Cato Isaksen frenó para dejar paso a un coche que tenía puesto el intermitente a la derecha.
—Ir a terapia es sólo macerarte en tu propia mierda, zambullirte en un protagonismo negativo.
—Marian…
—Sólo he dicho que ir a terapia no es ningún chollo. Acelera. Ese maldito coche salió de la carretera hace mucho.
Cato Isaksen levantó la mano del volante y la puso sobre su brazo otra vez.
—Cálmate. Y, ¿cómo es que conoces a Egge?
Marian apartó su mano y sacó un cigarrillo de su bolso. Lo encendió e inhaló el humo hasta lo más profundo de sus pulmones.
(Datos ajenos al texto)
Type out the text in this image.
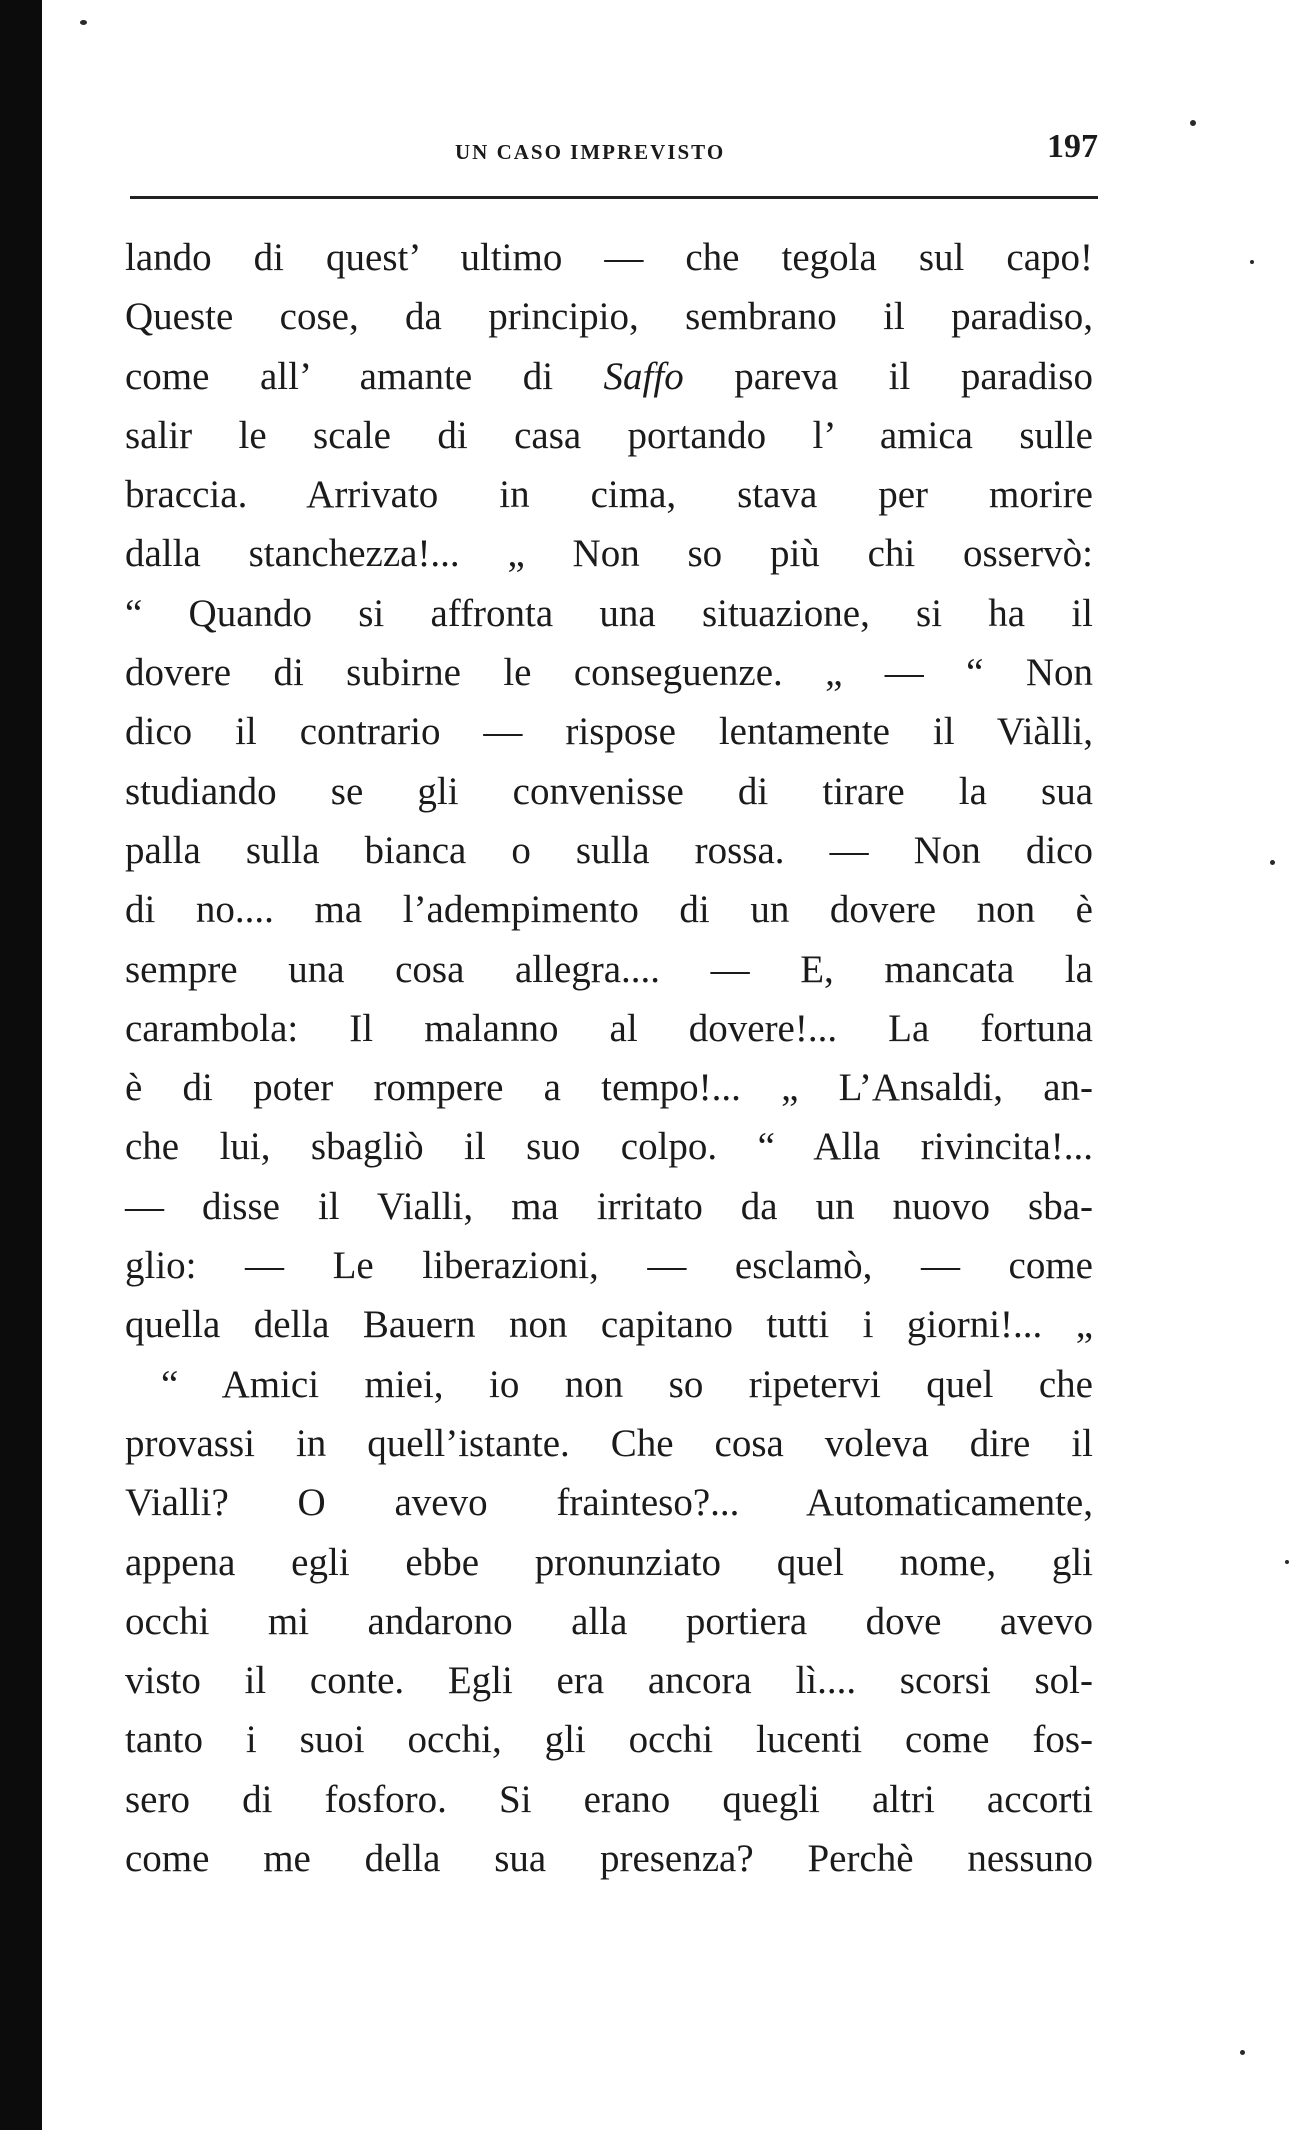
UN CASO IMPREVISTO	197
lando di quest’ ultimo — che tegola sul capo!
Queste cose, da principio, sembrano il paradiso,
come all’ amante di Saffo pareva il paradiso
salir le scale di casa portando l’ amica sulle
braccia. Arrivato in cima, stava per morire
dalla stanchezza!... „ Non so più chi osservò:
“ Quando si affronta una situazione, si ha il
dovere di subirne le conseguenze. „ — “ Non
dico il contrario — rispose lentamente il Viàlli,
studiando se gli convenisse di tirare la sua
palla sulla bianca o sulla rossa. — Non dico
di no.... ma l’adempimento di un dovere non è
sempre una cosa allegra.... — E, mancata la
carambola: Il malanno al dovere!... La fortuna
è di poter rompere a tempo!... „ L’Ansaldi, an-
che lui, sbagliò il suo colpo. “ Alla rivincita!...
— disse il Vialli, ma irritato da un nuovo sba-
glio: — Le liberazioni, — esclamò, — come
quella della Bauern non capitano tutti i giorni!... „
“ Amici miei, io non so ripetervi quel che
provassi in quell’istante. Che cosa voleva dire il
Vialli? O avevo frainteso?... Automaticamente,
appena egli ebbe pronunziato quel nome, gli
occhi mi andarono alla portiera dove avevo
visto il conte. Egli era ancora lì.... scorsi sol-
tanto i suoi occhi, gli occhi lucenti come fos-
sero di fosforo. Si erano quegli altri accorti
come me della sua presenza? Perchè nessuno
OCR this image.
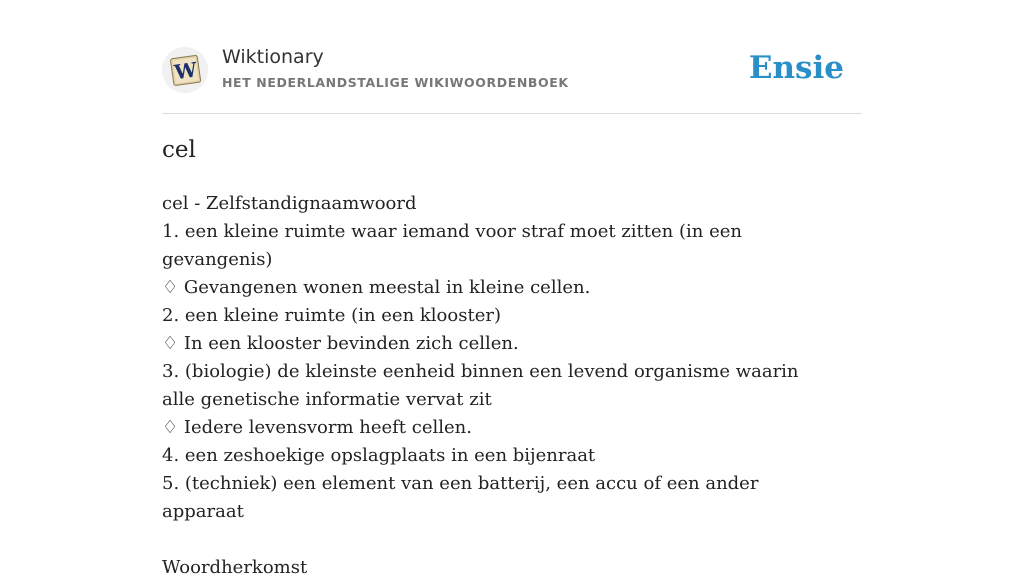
W
Wiktionary
HET NEDERLANDSTALIGE WIKIWOORDENBOEK	Ensie
cel
cel - Zelfstandignaamwoord
1. een kleine ruimte waar iemand voor straf moet zitten (in een gevangenis)
♢ Gevangenen wonen meestal in kleine cellen.
2. een kleine ruimte (in een klooster)
♢ In een klooster bevinden zich cellen.
3. (biologie) de kleinste eenheid binnen een levend organisme waarin alle genetische informatie vervat zit
♢ Iedere levensvorm heeft cellen.
4. een zeshoekige opslagplaats in een bijenraat
5. (techniek) een element van een batterij, een accu of een ander apparaat
Woordherkomst
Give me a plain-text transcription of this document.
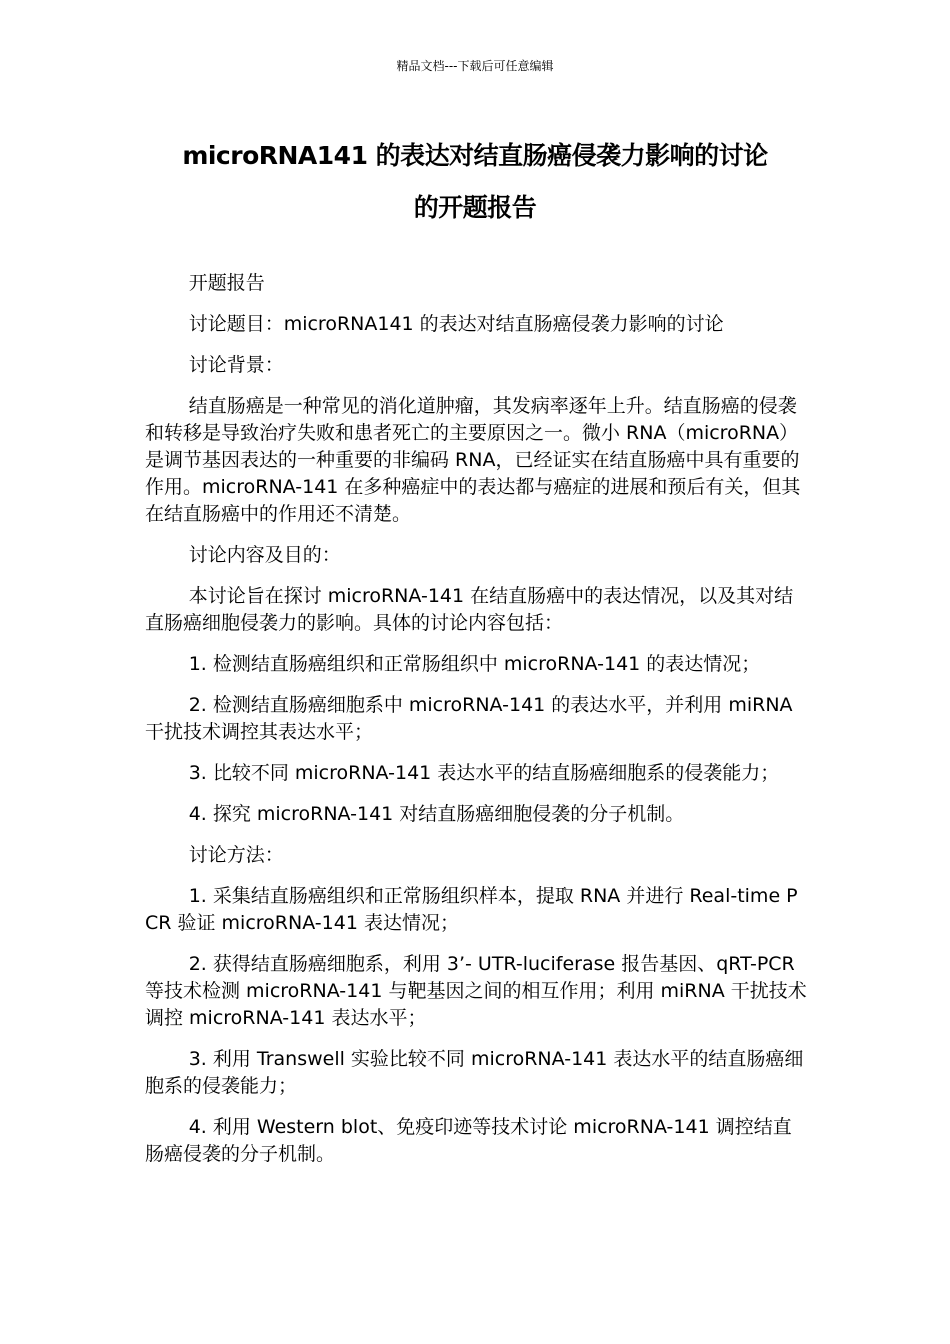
精品文档---下载后可任意编辑
microRNA141 的表达对结直肠癌侵袭力影响的讨论
的开题报告

开题报告

讨论题目：microRNA141 的表达对结直肠癌侵袭力影响的讨论

讨论背景：

结直肠癌是一种常见的消化道肿瘤，其发病率逐年上升。结直肠癌的侵袭和转移是导致治疗失败和患者死亡的主要原因之一。微小 RNA（microRNA）是调节基因表达的一种重要的非编码 RNA，已经证实在结直肠癌中具有重要的作用。microRNA-141 在多种癌症中的表达都与癌症的进展和预后有关，但其在结直肠癌中的作用还不清楚。

讨论内容及目的：

本讨论旨在探讨 microRNA-141 在结直肠癌中的表达情况，以及其对结直肠癌细胞侵袭力的影响。具体的讨论内容包括：

1. 检测结直肠癌组织和正常肠组织中 microRNA-141 的表达情况；

2. 检测结直肠癌细胞系中 microRNA-141 的表达水平，并利用 miRNA 干扰技术调控其表达水平；

3. 比较不同 microRNA-141 表达水平的结直肠癌细胞系的侵袭能力；

4. 探究 microRNA-141 对结直肠癌细胞侵袭的分子机制。

讨论方法：

1. 采集结直肠癌组织和正常肠组织样本，提取 RNA 并进行 Real-time PCR 验证 microRNA-141 表达情况；

2. 获得结直肠癌细胞系，利用 3’- UTR-luciferase 报告基因、qRT-PCR 等技术检测 microRNA-141 与靶基因之间的相互作用；利用 miRNA 干扰技术调控 microRNA-141 表达水平；

3. 利用 Transwell 实验比较不同 microRNA-141 表达水平的结直肠癌细胞系的侵袭能力；

4. 利用 Western blot、免疫印迹等技术讨论 microRNA-141 调控结直肠癌侵袭的分子机制。
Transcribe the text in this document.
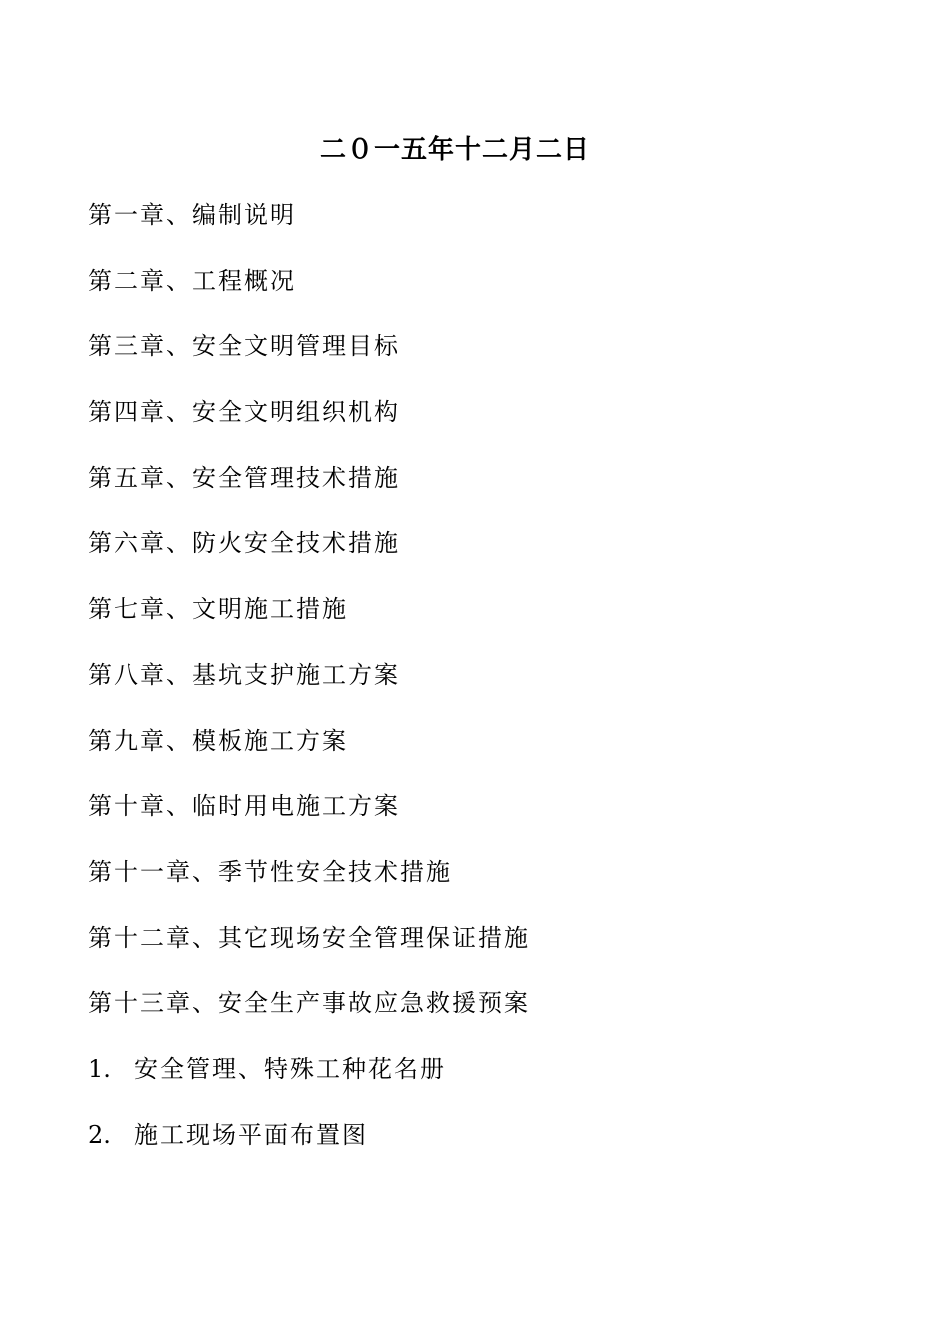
二０一五年十二月二日
第一章、编制说明
第二章、工程概况
第三章、安全文明管理目标
第四章、安全文明组织机构
第五章、安全管理技术措施
第六章、防火安全技术措施
第七章、文明施工措施
第八章、基坑支护施工方案
第九章、模板施工方案
第十章、临时用电施工方案
第十一章、季节性安全技术措施
第十二章、其它现场安全管理保证措施
第十三章、安全生产事故应急救援预案
1. 安全管理、特殊工种花名册
2. 施工现场平面布置图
—Dijo que yo debería ser policía porque lo sabía todo sobre cómo era ser un fracasado.
—No fumes en el coche.
—No fumo. Imagínate que tu madre te quiere matar —echó el humo por la pequeña rendija de la ventana—, tienes tanto miedo, no del cuchillo sino de tu madre, que quisieras tirar el cojín y dejar que acabe contigo. Imagínate que la chica de 16 años consigue darle una patada en la tripa a su madre y la hace caer. Corre al teléfono y llama a la policía. Luego se pone a horcajadas sobre su madre y espera. La policía llega. Llega Martin Egge. Claro que falta mucho, muchísimo, para que sea el jefe de la policía judicial.
Cato Isaksen adelantó al coche que tenía delante y metió el coche detrás de un camión articulado. Las luces traseras rojas eran como las luces de un faro.
Marian Dahle continuó:
—El policía ve a la chica de 16 años, se la lleva en el coche. La lleva a casa con su mujer, le pide que cuide de la adolescente, antes de volver a Stovner y hacer que encierren a la madre loca —dio otra calada al cigarrillo—. La chica de 16 años tiene la culpa de que su padre se desmorone. Todo se derrumba. Ha ocurrido muchas veces antes, pero ella no se acuerda.
—O te callas, o aparco en la cuneta.
—Es poco profesional por parte del policía llevarse a la chica a casa. Recibe una amonestación por no haber seguido las normas. Pero no siempre se pueden respetar las reglas, Cato. Algunas veces sencillamente hay que llegar lejos —dijo jugueteando con el pequeño corazón de plata que llevaba alrededor del cuello.
—Cálmate, Marian —gritó él golpeando el volante.
—La respuesta correcta no era lanzallamas —gritó ella—, era autoestima.